AMD will host a big announcement this week in San Jose, where the company will announce details about its new flagship GPU for generative AI, the MI300. Nonetheless, Nvidia remains confident that its hardware, software and integrated systems will keep the company in the lead. To prove the point, Nvidia announced new benchmarks changing the game. Again.
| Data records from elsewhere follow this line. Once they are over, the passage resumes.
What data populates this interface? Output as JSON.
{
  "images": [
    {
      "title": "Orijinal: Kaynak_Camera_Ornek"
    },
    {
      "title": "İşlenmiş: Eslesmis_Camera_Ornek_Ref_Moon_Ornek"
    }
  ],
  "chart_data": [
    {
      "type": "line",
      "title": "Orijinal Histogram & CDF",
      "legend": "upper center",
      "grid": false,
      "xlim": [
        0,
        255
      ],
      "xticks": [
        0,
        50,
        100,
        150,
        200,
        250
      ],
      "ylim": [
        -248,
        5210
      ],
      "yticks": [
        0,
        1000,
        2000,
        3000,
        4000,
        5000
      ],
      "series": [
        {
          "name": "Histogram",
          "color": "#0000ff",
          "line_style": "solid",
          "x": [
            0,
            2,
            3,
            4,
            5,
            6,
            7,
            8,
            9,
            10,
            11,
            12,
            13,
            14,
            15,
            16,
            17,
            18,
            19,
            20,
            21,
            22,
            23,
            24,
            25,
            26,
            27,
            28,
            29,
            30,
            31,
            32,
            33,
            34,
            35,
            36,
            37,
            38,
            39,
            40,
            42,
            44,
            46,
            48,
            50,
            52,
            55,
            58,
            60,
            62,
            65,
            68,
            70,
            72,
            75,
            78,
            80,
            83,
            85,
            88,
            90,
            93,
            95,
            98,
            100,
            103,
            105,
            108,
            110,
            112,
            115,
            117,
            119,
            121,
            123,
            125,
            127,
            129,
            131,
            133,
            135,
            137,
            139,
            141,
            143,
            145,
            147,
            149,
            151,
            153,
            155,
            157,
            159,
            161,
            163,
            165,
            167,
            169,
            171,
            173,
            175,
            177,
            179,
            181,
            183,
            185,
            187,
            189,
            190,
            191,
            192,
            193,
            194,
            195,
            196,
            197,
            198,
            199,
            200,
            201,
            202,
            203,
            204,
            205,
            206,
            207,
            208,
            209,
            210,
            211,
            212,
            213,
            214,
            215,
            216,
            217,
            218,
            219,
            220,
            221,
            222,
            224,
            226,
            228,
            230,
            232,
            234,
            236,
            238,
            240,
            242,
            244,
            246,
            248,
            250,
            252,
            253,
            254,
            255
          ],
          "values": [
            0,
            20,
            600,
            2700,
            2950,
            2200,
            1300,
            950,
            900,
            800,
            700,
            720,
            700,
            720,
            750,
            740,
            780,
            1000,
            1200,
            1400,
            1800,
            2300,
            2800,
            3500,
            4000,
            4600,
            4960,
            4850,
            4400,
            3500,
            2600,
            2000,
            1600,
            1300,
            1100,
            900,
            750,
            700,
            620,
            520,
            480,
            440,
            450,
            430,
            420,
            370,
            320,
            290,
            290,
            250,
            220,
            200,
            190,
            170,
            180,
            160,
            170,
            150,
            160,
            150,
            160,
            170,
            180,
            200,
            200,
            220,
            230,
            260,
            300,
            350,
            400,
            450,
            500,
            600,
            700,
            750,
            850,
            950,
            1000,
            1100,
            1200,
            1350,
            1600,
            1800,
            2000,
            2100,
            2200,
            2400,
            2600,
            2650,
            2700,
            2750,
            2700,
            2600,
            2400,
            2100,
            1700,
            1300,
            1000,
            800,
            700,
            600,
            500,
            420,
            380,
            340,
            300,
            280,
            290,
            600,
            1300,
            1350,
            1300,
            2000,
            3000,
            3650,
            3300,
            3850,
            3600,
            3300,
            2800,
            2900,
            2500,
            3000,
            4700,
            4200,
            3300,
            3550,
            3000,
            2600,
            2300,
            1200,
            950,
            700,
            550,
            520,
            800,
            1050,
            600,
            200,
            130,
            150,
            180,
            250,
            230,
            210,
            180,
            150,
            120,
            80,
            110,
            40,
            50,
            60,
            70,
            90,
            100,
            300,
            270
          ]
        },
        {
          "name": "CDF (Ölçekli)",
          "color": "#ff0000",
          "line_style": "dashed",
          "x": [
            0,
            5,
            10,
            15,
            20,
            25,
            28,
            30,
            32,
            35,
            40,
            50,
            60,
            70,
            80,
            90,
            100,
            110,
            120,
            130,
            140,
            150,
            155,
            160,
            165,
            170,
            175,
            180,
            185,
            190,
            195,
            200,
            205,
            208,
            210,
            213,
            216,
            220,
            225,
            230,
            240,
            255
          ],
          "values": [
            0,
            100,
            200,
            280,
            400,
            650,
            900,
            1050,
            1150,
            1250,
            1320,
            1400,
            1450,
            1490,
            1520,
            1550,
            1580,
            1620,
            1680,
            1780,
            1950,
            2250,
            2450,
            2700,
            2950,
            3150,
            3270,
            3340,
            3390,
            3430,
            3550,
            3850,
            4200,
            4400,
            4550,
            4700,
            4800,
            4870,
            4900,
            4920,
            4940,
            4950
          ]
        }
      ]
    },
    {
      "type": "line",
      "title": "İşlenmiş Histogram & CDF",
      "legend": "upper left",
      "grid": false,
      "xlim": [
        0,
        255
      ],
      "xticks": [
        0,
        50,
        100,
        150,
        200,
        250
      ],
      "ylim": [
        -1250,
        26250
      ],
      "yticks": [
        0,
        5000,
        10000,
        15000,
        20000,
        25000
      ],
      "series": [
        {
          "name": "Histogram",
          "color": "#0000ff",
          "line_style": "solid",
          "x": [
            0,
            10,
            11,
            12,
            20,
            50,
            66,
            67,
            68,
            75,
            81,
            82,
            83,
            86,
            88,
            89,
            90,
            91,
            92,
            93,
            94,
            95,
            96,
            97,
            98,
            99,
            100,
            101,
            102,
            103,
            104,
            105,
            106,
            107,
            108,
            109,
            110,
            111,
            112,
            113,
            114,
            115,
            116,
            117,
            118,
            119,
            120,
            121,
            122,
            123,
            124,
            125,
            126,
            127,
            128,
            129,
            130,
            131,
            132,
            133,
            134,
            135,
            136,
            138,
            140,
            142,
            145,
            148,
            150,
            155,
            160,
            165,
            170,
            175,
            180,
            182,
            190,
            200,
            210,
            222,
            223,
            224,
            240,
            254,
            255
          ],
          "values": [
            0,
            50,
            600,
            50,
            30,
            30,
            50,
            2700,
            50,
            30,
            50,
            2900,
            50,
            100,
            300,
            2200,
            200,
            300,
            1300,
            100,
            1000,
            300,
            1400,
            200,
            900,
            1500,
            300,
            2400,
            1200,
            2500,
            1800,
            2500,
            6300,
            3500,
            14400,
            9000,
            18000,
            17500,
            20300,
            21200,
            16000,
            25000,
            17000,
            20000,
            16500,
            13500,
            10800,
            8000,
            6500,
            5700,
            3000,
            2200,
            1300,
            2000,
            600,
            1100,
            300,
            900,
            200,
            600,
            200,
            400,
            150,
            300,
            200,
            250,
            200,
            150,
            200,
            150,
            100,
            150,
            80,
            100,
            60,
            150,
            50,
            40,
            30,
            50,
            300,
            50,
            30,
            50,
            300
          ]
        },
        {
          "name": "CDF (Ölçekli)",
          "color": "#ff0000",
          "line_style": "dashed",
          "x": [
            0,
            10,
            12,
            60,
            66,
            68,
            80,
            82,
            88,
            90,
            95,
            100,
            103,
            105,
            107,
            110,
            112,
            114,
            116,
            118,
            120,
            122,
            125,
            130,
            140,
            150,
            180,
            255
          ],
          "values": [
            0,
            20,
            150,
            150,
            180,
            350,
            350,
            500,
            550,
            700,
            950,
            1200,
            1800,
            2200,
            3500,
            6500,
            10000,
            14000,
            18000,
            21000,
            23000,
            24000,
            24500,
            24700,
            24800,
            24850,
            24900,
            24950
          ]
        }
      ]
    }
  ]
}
For the first time, Nvidia has run three sizes of Llama2, the popular open-source AI model from Meta, on the H200, comparing it to the older A100 chip with earlier versions of its Nemo LLM framework. Let’s take a look.
What did Nvidia Announce?
The company ran two benchmarks, one measuring training performance and the second measuring inference performance. Nvidia ran both with an updated version of the TensorRT-LLM software announced last September and a new version of its Nemo foundation model framework that, among other enhancements outlined in Nvidia’s blog, uses the new TRT-LLM. Amazon used Nemo to train their Titan model at the recent re:invent announcements highlighting the renewed partnership with Nvidia.
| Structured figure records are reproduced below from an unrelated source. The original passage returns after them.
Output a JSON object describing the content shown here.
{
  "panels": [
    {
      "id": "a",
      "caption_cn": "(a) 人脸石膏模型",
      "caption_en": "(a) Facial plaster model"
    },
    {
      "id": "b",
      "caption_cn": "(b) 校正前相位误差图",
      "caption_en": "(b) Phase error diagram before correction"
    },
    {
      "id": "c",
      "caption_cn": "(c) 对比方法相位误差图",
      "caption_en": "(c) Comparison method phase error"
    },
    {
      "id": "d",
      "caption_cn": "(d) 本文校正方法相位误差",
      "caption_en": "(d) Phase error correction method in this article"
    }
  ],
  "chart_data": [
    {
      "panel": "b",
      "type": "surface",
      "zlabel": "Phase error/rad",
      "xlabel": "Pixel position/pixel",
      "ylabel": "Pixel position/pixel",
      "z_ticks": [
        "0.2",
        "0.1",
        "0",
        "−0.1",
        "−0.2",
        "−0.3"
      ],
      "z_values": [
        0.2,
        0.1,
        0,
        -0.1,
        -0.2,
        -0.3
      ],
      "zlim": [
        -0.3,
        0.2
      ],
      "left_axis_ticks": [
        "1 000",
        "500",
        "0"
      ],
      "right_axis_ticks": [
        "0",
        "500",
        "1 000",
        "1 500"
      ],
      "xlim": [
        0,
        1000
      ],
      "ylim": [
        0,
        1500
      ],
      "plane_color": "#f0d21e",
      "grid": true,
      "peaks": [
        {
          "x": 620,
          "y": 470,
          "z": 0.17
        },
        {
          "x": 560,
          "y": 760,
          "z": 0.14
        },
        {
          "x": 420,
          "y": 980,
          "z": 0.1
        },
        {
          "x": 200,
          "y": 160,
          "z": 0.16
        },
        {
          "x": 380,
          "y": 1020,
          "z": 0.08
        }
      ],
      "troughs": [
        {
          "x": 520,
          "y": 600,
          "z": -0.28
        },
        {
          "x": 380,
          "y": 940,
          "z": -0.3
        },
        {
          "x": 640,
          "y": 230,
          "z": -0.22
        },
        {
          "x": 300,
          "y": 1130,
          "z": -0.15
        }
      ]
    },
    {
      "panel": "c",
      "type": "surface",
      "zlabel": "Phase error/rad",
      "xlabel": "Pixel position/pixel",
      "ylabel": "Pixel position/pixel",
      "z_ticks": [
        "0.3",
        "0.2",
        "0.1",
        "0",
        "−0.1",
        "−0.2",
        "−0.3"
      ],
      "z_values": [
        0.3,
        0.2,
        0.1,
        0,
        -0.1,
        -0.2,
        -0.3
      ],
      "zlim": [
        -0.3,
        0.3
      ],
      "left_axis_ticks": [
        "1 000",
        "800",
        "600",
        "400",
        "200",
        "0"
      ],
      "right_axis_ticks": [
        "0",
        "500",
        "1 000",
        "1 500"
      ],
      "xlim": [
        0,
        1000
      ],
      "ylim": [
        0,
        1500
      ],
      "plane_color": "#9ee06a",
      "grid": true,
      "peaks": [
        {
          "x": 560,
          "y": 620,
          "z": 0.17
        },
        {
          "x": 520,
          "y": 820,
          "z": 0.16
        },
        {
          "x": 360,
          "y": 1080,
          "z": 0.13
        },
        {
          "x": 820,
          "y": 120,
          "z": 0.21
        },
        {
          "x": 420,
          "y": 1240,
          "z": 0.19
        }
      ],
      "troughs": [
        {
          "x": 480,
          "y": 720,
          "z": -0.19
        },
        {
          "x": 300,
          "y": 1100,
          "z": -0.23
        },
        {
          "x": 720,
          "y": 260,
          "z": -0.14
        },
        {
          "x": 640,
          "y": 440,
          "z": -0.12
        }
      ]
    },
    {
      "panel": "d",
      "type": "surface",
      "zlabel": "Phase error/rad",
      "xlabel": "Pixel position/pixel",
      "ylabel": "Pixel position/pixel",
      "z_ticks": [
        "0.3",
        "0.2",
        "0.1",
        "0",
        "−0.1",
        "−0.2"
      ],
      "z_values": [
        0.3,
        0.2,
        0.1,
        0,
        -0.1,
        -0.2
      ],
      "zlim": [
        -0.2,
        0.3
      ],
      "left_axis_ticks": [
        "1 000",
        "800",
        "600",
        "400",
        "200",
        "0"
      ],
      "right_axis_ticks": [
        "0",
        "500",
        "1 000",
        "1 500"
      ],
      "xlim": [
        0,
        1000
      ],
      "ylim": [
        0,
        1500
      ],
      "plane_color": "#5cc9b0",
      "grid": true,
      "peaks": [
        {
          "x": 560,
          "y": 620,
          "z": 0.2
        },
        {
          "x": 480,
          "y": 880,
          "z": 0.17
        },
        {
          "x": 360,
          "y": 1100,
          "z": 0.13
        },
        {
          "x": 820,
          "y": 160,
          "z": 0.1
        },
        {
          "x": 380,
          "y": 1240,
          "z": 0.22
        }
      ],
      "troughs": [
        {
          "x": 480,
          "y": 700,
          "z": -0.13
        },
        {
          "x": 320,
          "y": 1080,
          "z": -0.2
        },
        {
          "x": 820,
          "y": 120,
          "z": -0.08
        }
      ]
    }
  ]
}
For training, Nvidia ran three model sizes on the new H200. Model sizes ranged from a 7B (Billion parameter) model to a more capable 70B parameter LLM model. In all cases, the new Nemo produced excellent performance improvements.
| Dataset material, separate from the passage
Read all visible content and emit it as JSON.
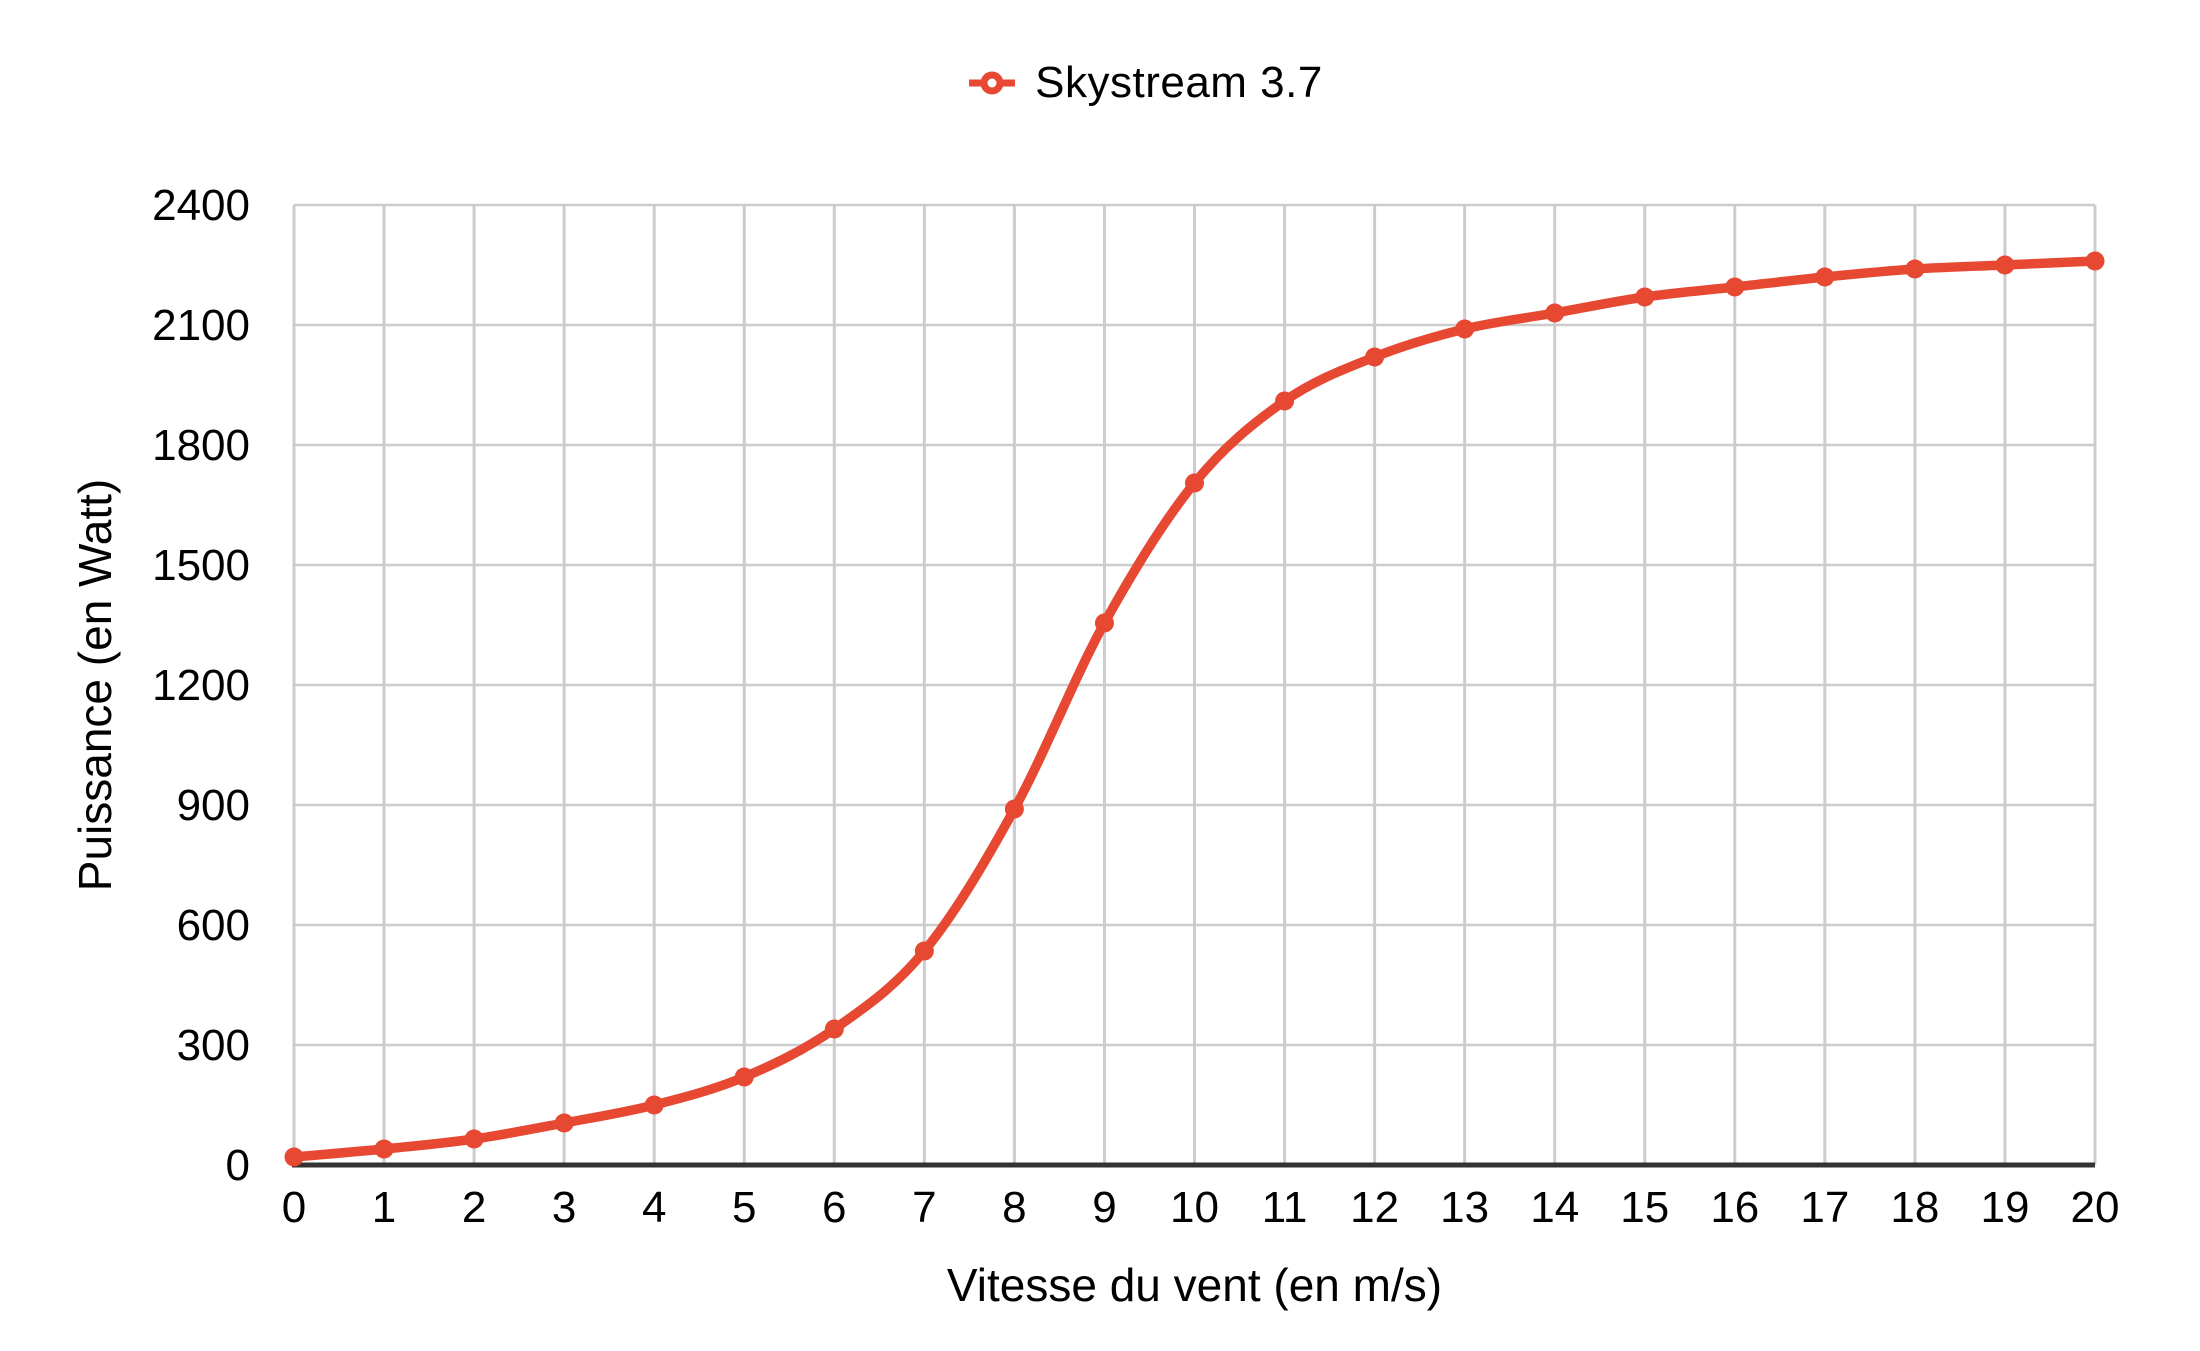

None of this should surprise anyone; Nvidia has always said that Hopper would be 4-6 times faster than the older A100. And it is.
However, the performance increase in inference performance due to new software is astonishing. Nvidia demonstrated up to 5.6 times better performance on Llama2 on the same H100 hardware. The 5.6x improvement was with Reinforcement Learning with Human Feedback (RLHF) using Llama 2. The net here is that Nvidia now provides open-source software that can significantly improve the performance of currently available hardware.
As another example, Nvidia can now support inference processing for the Falcon 180B on a single GPU, leveraging TensorRT-LLM’s advanced 4-bit quantization feature while maintaining 99% accuracy. Part of the improvement is a software optimization that Nvidia researchers developed a new Activation-aware Weight Quantization (AWQ) technology that enables 4-bit precision while preserving prediction accuracy. Falcon is a conversational LLM developed by the UAE’s Technology Innovation Institute (TII), and the 180B model is its largest. As a reference, it can take 8-16 GPUs to infer text on GPT-3 and -4.
Conclusions
No matter how competitive an LLM platform can be, whether from Intel, Google, Cerebras or AMD, continually optimized software remains Nvidia’s ace in the hole. Nvidia has more software than hardware engineers, and as these results show, it is software that makes AI sing. This update is the second major update in just three months after launching the TensorRT-LLM in September.
We remain optimistic about the new chip from AMD. Nvidia will have a significant challenger in AMD for the first time, and we are anxious to hear how AMD’s software strategy has improved.